As you’d expect mileage and available features make the most difference in the CPO price. 2014 S85 model CPO prices can range from a low of $55,600 to $79,200 for a low mileage, late 2014 loaded Model S. Within New England the range is only from $56,200 to $67,400.
Kelly Blue Book
If you believe the KBB quote, Tesla is on the low end of the trade in values. This seems to be consistent with some posts I’ve seen on TMC and the Tesla forum. If you find your own dealer and trade directly with them you can potentially increase your trade in value by up to $5,000. If you sell privately you may be able to get up to $10,000 more over Tesla’s offer.
Selling privately however can bring its own set of problems, especially in states like Massachusetts where there are strong Lemon Aid Laws that allow individuals to buy a car, drive it for 7 days and then bring it back for a 100% refund if for some reason there’s an issue with state inspection. Selling privately also comes with a huge commitment to arrange for test drives and educate your driver on how to operate an EV. Here in New England EVs aren’t everywhere yet and the Tesla is still a rare car to see.
To see how other cars “in the same class” compare to the Model S in terms of trade in value, I picked the Porsche Panamera S. E-hybrid to benchmark against. The average trade in value for that car is $53,746 which is very comparable to my Model S. Configuring a Panamera will drive you crazy but it seems that a new one similarly configured would go for $95,270 before taxes. So the trade in price per Kelly Blue Book is 56.4% of the original price, which is about the same as the Model S.
According to EVObsession, the Mercedes S-Class was #1 in the Large Car Luxury Market in 2014, but the Model S blew past that in 2015. I came up with a new price of $91,328 and an average trade in value (same mileage/year as mine) of $57,782 or 63.2% of the original price — the Mercedes seems to retain a bit more value although they’re still in the same range.
That very first mile you put on your new car has a huge effective cost whether it’s on a Tesla or any other car from a different manufacturer. Trade in values for Model S’ are in line with other cars in its class, although Tesla’s trade in value tends to be on the lower end of the spectrum.
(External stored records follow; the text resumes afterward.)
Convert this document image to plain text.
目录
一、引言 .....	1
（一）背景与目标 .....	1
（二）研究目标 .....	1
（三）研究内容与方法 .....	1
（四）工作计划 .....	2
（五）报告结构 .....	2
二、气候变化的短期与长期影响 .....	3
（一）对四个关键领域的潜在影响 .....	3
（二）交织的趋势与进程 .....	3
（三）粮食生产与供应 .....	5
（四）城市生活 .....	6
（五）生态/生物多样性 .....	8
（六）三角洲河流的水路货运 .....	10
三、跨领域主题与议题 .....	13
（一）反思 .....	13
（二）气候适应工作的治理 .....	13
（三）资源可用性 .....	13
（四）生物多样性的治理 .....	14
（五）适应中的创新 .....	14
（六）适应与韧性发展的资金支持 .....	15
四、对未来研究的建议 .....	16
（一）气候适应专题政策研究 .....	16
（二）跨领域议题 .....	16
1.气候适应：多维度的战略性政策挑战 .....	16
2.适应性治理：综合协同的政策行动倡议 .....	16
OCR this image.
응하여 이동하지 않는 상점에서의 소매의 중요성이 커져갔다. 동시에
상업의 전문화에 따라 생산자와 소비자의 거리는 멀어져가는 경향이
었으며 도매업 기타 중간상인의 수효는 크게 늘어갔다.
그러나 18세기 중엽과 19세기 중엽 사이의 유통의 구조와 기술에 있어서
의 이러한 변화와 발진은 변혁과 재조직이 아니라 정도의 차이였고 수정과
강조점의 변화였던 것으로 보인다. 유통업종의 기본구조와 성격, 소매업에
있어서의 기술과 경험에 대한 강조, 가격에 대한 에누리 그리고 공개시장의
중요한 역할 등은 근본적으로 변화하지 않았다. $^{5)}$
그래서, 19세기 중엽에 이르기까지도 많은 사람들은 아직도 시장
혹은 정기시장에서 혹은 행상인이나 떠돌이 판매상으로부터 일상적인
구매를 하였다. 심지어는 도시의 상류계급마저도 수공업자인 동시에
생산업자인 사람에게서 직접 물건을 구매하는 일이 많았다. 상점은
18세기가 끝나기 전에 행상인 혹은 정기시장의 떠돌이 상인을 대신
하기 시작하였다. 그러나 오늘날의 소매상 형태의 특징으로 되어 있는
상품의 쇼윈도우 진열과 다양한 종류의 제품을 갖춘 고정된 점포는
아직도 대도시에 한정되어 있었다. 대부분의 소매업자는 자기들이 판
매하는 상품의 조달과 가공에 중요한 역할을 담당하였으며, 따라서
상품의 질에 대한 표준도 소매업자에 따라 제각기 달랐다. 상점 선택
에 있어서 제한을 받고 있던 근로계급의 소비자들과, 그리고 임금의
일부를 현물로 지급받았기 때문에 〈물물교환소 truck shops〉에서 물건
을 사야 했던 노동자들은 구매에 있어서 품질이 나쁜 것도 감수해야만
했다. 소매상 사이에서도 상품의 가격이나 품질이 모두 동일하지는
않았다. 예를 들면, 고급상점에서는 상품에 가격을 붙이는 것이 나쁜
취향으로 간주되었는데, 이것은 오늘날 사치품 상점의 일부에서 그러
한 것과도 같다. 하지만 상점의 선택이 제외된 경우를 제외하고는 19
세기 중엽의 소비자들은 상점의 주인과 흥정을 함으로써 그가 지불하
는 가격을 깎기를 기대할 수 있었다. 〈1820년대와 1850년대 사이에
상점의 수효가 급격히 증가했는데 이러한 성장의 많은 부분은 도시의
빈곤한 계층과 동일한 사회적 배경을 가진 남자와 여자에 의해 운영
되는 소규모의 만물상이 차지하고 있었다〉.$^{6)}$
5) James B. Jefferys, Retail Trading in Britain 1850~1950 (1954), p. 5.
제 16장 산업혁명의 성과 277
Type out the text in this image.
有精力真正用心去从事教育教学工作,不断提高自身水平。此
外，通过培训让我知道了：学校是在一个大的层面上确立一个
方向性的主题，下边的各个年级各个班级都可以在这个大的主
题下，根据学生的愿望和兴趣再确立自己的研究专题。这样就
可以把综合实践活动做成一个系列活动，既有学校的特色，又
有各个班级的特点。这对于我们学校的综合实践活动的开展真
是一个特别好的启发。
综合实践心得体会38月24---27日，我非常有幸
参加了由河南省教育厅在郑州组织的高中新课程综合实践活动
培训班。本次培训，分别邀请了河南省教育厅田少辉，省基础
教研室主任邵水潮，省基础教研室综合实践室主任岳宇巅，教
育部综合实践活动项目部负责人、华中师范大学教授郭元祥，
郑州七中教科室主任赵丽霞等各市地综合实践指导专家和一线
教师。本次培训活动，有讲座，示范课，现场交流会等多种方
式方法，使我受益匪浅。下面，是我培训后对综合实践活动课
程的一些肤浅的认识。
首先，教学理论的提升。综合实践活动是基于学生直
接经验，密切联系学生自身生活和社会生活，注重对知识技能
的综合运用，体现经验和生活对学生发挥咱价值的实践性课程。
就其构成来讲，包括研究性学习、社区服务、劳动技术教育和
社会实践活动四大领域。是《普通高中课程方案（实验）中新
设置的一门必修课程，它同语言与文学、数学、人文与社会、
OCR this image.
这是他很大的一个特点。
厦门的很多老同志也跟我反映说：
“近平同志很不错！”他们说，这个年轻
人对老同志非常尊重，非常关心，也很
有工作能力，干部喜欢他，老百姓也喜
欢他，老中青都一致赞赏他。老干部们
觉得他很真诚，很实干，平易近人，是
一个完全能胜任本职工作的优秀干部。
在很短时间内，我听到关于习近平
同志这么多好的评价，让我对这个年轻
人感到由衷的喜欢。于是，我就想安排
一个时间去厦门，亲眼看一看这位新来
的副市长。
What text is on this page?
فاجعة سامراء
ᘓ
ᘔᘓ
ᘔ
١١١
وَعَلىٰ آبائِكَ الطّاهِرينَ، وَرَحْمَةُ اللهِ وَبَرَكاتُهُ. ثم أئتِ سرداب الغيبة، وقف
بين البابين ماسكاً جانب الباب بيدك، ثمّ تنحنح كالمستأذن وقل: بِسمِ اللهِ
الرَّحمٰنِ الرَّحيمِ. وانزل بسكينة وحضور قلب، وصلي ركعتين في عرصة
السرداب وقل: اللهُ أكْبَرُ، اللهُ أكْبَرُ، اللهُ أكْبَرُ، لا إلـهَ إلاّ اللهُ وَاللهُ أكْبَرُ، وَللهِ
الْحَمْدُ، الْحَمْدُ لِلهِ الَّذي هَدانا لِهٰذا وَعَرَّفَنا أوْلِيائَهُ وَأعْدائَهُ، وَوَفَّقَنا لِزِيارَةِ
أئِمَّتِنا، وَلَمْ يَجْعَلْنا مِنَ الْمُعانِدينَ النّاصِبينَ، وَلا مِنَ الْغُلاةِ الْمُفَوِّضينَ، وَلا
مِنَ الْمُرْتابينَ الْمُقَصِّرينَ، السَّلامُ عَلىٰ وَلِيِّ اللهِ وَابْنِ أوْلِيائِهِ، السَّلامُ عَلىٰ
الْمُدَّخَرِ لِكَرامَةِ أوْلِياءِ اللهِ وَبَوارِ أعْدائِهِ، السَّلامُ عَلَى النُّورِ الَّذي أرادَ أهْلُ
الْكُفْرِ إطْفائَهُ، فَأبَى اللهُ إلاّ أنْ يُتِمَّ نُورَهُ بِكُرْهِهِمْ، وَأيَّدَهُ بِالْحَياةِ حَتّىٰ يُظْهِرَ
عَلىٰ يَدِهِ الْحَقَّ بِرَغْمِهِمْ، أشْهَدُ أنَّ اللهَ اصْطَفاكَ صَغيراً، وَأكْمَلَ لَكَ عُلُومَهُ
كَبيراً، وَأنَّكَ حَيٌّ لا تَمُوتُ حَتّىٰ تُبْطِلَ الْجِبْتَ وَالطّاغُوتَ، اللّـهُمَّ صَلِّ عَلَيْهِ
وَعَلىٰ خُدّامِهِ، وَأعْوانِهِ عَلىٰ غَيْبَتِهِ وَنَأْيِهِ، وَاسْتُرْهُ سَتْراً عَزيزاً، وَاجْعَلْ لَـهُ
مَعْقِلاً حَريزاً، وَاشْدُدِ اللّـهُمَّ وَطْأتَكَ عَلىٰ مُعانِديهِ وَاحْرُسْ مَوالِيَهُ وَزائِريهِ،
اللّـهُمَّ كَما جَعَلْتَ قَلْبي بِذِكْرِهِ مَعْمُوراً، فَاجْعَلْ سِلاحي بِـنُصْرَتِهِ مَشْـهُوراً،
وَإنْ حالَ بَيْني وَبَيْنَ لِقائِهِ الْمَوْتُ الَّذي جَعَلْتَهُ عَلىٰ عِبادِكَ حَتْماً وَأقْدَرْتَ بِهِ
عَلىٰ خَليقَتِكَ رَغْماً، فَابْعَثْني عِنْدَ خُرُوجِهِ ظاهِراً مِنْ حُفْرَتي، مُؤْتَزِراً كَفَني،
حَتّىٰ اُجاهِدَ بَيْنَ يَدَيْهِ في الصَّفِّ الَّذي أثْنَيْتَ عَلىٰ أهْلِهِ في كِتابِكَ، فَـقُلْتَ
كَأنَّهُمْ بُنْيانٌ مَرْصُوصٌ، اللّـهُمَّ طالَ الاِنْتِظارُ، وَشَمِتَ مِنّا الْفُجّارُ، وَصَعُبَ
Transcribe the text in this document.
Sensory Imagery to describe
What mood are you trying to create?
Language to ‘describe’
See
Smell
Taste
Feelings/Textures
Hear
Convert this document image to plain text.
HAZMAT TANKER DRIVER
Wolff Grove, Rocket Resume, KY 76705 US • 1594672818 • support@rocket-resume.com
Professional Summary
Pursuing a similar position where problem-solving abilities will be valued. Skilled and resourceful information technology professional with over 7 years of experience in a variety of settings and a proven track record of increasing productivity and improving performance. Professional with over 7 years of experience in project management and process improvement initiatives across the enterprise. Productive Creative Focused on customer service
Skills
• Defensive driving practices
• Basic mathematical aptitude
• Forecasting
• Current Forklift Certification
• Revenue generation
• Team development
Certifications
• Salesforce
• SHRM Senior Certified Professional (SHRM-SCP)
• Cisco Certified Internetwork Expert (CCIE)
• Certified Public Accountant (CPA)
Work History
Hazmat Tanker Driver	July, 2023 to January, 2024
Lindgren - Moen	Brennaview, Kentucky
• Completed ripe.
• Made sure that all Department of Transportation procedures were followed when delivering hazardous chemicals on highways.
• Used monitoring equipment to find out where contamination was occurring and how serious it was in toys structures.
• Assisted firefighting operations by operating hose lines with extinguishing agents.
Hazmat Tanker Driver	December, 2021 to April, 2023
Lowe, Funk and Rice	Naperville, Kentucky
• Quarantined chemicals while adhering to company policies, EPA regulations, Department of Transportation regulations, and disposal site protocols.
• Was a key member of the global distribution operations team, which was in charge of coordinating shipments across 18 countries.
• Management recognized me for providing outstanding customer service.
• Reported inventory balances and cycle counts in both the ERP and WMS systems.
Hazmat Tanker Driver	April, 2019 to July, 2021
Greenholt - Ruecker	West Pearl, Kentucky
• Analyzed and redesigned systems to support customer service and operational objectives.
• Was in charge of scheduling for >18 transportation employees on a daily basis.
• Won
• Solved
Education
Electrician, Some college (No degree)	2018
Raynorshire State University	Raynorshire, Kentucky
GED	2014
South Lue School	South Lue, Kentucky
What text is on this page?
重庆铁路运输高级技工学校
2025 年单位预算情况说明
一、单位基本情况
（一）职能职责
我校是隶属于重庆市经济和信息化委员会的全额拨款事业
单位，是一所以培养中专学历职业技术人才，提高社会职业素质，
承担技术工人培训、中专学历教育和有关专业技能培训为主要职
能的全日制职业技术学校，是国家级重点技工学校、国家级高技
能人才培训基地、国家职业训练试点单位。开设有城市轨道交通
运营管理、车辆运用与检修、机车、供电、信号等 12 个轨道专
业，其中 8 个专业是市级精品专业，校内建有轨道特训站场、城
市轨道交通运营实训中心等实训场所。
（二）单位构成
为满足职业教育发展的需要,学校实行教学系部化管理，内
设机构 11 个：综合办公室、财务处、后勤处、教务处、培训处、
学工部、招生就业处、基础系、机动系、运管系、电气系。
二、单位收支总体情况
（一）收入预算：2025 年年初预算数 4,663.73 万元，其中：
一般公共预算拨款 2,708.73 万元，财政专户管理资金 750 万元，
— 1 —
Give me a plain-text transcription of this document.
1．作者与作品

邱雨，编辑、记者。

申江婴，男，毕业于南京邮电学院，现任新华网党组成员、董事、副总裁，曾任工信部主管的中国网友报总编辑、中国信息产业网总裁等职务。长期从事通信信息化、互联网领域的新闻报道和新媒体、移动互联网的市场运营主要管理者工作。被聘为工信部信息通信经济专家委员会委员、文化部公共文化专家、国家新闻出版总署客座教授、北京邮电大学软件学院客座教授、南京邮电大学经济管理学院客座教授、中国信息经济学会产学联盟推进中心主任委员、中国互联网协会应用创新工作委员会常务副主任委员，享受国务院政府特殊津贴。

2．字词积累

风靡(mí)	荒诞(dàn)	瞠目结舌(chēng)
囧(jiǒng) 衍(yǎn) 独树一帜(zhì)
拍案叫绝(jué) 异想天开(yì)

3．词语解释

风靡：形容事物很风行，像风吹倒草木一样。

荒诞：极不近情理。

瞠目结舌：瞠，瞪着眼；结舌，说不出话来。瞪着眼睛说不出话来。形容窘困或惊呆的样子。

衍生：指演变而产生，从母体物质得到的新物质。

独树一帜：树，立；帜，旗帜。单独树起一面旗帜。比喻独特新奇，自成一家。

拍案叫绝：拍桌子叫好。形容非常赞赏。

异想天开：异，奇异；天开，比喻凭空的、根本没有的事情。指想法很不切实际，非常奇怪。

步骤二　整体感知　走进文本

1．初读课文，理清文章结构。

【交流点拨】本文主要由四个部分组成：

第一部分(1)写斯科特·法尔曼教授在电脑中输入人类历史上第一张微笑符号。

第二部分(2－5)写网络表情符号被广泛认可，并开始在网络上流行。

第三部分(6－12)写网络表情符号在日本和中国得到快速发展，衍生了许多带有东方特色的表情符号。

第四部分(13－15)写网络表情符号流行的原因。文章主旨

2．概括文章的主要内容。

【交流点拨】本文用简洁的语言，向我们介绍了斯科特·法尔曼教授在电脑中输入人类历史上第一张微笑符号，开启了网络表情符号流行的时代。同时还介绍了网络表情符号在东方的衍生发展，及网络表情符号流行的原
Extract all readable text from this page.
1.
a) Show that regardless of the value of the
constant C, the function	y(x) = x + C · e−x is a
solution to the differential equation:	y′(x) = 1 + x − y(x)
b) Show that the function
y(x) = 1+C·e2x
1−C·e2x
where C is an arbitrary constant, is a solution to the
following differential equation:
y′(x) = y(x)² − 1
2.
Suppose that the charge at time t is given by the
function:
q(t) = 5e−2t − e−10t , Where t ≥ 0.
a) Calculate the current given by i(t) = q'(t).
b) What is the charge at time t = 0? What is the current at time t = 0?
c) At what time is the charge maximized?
If you’re looking to get top dollar for your used Model S, consider trading it in to a company other than Tesla or selling your Model S privately. Both bring additional levels of hassle but that extra lift can be worth the additional value.
Even if I were to receive $5,000 over Tesla’s trade in value, I’d still be looking at an upgrade cost of over $30,000 to trade up from my Model S (which is less than 2 years old) to a new dual motor Model S with autopilot, upgraded seats, and all of the other improvements and tweaks Tesla made over the last couple years. Is it worth it?
If the gap was closer perhaps the decision would be a lot easier, but in this range for me, and with the recent news that Tesla will be adding more autopilot hardware in the future, I think keeping my Model S and enjoying it is the right way to go.
Besides, with more Model Xs hitting the streets every day, the all wheel drive “D” Model S will inevitably start appearing as CPO inventory. This will open up a whole new world of options. Wait and see is probably still the best choice for those looking to trade up from an earlier Model S.